Grandmaison lui-même assurait que, vers cette époque, la ville de Nantes « assiégée de tous les fléaux qu’une guerre civile entraîne », s’était trouvée dans la dure nécessité de « supprimer des bouches inutiles » : — « Plusieurs submersions, dit-il, furent opérées, dont à peine parla-t-on dans la ville »
Il serait hasardeux, cependant, de croire ici le noyeur sur parole : peut-être avait-il intérêt à invoquer ce qu’on appelle, en style administratif, « un précédent », le mot de Carrier qu’on a cité, — événement d’un genre nouveau, — appliqué à la noyade du 16 novembre, établit suffisamment que celle-ci fut la première de toutes.

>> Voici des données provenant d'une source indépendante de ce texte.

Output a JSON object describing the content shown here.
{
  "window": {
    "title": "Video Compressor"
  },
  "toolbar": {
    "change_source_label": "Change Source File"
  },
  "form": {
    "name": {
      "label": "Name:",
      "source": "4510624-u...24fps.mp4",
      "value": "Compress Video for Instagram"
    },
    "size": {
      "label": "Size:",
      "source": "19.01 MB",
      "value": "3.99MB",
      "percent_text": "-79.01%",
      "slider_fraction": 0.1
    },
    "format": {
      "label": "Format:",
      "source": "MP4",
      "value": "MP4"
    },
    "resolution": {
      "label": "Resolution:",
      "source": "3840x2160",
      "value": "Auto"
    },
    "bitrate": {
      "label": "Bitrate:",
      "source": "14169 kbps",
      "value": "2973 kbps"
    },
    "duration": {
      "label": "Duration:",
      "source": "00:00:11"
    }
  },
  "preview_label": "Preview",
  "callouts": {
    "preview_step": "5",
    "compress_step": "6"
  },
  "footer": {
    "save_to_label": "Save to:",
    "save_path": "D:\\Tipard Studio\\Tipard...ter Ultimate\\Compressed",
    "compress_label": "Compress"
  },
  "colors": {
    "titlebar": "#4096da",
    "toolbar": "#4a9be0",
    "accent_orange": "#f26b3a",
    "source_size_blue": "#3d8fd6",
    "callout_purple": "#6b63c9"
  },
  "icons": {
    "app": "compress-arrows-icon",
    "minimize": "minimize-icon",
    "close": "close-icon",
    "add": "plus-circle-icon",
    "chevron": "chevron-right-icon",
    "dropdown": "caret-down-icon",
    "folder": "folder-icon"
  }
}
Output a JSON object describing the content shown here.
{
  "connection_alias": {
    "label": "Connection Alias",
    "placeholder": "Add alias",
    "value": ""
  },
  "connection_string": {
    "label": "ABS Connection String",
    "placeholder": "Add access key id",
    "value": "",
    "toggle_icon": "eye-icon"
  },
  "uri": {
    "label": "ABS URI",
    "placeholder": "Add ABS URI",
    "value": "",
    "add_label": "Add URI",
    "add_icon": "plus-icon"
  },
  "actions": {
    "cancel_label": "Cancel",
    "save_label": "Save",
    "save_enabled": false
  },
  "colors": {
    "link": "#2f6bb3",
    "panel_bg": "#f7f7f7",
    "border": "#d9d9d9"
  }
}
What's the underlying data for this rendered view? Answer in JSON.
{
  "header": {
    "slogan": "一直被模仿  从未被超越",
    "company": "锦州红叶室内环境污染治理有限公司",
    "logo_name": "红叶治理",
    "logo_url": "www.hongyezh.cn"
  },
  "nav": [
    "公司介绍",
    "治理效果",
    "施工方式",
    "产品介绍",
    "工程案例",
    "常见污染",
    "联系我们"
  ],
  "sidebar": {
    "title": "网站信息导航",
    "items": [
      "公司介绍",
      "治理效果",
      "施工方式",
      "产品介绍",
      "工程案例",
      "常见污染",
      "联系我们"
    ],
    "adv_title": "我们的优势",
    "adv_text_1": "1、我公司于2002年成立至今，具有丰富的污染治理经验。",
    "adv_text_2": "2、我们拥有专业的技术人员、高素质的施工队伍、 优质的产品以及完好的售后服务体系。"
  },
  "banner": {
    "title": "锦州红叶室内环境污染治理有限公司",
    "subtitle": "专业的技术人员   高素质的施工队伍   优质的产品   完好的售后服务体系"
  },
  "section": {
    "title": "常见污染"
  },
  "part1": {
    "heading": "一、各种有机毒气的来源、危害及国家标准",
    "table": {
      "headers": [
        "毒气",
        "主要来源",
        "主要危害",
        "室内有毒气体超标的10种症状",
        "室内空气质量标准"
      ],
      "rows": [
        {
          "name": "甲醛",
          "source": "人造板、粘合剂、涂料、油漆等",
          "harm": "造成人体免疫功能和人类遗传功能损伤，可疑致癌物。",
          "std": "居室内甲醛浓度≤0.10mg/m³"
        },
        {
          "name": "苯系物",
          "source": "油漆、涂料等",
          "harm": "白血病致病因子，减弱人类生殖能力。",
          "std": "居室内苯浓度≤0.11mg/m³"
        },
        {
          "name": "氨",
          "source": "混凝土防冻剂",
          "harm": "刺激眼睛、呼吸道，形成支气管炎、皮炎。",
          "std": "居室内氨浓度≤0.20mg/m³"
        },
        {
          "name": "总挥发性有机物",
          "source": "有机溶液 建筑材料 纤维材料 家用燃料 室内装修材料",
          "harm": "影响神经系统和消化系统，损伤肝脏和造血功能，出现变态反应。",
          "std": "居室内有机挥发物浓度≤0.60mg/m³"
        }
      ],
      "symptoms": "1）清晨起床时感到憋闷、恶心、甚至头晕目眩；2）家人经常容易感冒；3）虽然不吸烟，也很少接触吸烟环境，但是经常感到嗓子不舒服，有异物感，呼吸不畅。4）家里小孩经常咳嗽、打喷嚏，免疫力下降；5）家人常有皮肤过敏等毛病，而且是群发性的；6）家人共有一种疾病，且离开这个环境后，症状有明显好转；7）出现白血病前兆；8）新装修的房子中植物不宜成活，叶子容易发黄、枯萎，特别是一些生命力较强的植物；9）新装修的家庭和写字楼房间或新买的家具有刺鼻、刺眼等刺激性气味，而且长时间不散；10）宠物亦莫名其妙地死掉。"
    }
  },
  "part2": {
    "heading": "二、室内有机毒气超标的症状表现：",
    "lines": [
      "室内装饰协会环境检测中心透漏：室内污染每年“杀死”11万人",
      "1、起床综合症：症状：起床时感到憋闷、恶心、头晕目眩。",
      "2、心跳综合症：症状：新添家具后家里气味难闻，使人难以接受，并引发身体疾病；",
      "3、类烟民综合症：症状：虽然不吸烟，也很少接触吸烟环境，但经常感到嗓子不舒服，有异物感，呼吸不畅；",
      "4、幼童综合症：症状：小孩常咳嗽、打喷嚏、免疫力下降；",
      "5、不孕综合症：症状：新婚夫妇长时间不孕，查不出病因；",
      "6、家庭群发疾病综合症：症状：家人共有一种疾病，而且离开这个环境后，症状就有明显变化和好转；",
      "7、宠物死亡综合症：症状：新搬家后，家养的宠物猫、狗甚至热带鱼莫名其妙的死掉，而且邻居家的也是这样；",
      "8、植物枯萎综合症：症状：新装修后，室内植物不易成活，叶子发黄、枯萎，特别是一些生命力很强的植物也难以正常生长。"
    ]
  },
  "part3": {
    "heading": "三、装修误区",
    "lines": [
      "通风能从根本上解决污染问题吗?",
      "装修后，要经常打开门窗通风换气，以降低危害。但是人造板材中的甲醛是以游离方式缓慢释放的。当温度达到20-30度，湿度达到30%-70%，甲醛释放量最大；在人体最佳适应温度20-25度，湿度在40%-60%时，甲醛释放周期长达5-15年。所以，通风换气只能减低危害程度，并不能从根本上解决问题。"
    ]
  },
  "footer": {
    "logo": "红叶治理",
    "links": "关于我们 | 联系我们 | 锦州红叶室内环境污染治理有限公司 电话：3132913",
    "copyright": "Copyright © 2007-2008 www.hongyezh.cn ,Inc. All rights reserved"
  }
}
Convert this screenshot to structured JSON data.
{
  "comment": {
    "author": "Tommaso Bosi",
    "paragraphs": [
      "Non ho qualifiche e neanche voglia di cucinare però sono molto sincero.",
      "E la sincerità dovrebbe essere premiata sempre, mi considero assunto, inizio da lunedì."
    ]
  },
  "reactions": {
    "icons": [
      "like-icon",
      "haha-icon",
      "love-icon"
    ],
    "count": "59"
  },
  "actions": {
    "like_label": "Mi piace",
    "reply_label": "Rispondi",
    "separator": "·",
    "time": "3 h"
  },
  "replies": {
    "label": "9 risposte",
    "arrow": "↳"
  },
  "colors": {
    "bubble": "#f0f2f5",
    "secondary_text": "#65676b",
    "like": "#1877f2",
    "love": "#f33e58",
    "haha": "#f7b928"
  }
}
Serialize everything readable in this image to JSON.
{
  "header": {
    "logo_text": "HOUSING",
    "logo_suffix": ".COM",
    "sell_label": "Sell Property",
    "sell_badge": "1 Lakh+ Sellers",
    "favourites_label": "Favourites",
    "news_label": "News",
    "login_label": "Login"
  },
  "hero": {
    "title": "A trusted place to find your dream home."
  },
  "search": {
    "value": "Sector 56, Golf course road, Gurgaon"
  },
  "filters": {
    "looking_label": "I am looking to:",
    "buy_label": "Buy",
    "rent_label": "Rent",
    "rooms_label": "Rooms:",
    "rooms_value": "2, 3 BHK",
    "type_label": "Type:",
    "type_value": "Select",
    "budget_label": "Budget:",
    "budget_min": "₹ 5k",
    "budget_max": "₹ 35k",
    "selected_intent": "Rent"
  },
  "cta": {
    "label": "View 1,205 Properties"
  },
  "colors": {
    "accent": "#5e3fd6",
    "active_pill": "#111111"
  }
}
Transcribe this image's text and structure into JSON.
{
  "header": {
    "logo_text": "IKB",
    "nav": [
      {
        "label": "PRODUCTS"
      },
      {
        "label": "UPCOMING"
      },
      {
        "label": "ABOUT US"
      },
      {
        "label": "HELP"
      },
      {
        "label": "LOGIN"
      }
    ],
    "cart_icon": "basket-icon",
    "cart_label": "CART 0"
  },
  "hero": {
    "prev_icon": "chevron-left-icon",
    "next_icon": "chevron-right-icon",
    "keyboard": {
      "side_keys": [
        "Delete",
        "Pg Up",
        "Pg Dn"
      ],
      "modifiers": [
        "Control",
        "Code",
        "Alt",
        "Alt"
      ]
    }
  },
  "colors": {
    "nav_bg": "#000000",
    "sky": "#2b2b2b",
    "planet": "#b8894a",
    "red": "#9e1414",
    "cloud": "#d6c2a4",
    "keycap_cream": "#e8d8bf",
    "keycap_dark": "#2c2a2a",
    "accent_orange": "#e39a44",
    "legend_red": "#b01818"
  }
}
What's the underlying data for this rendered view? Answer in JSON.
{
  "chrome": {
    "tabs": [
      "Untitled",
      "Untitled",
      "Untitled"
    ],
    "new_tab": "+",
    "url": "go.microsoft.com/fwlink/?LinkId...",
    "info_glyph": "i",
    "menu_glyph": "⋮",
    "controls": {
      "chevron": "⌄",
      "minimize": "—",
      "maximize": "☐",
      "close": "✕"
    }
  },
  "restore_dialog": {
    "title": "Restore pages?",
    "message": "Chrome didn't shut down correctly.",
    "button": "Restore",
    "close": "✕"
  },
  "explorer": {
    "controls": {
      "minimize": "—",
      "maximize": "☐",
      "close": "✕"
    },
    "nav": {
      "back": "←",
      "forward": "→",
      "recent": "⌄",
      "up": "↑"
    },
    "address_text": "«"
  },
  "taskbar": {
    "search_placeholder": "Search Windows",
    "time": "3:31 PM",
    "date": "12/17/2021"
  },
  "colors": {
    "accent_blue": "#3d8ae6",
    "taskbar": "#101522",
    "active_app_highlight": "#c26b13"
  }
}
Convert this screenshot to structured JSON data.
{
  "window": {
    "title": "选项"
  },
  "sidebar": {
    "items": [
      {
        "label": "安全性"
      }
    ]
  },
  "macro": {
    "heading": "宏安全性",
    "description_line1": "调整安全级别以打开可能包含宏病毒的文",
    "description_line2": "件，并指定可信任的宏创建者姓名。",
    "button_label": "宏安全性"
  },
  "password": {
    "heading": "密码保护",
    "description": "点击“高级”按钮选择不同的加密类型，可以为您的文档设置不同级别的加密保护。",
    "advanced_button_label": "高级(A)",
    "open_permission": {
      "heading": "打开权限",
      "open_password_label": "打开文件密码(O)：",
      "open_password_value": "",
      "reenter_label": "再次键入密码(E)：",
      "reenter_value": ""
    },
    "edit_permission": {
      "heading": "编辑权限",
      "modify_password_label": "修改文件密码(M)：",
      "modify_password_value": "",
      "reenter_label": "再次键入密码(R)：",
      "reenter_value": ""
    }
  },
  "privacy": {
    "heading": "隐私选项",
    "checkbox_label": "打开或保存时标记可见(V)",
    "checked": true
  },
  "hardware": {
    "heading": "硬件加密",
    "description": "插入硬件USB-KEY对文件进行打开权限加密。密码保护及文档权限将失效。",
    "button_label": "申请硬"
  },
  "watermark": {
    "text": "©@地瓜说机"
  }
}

On noya donc, cette nuit-là, les quatre-vingt-dix prêtres détenus sur la galiote ; on noya, de nouveau, le 9 décembre : les victimes étaient, cette fois, les cinquante-trois, — ou cinquante-huit, — ecclésiastiques amenées d’Angers ; on noya, dans la nuit du 11 au 15 du même mois (25 frimaire), les cent vingt-neuf prisonniers du Bouffay. Nous avons conté ces trois expéditions rappelées ici seulement « pour mémoire ».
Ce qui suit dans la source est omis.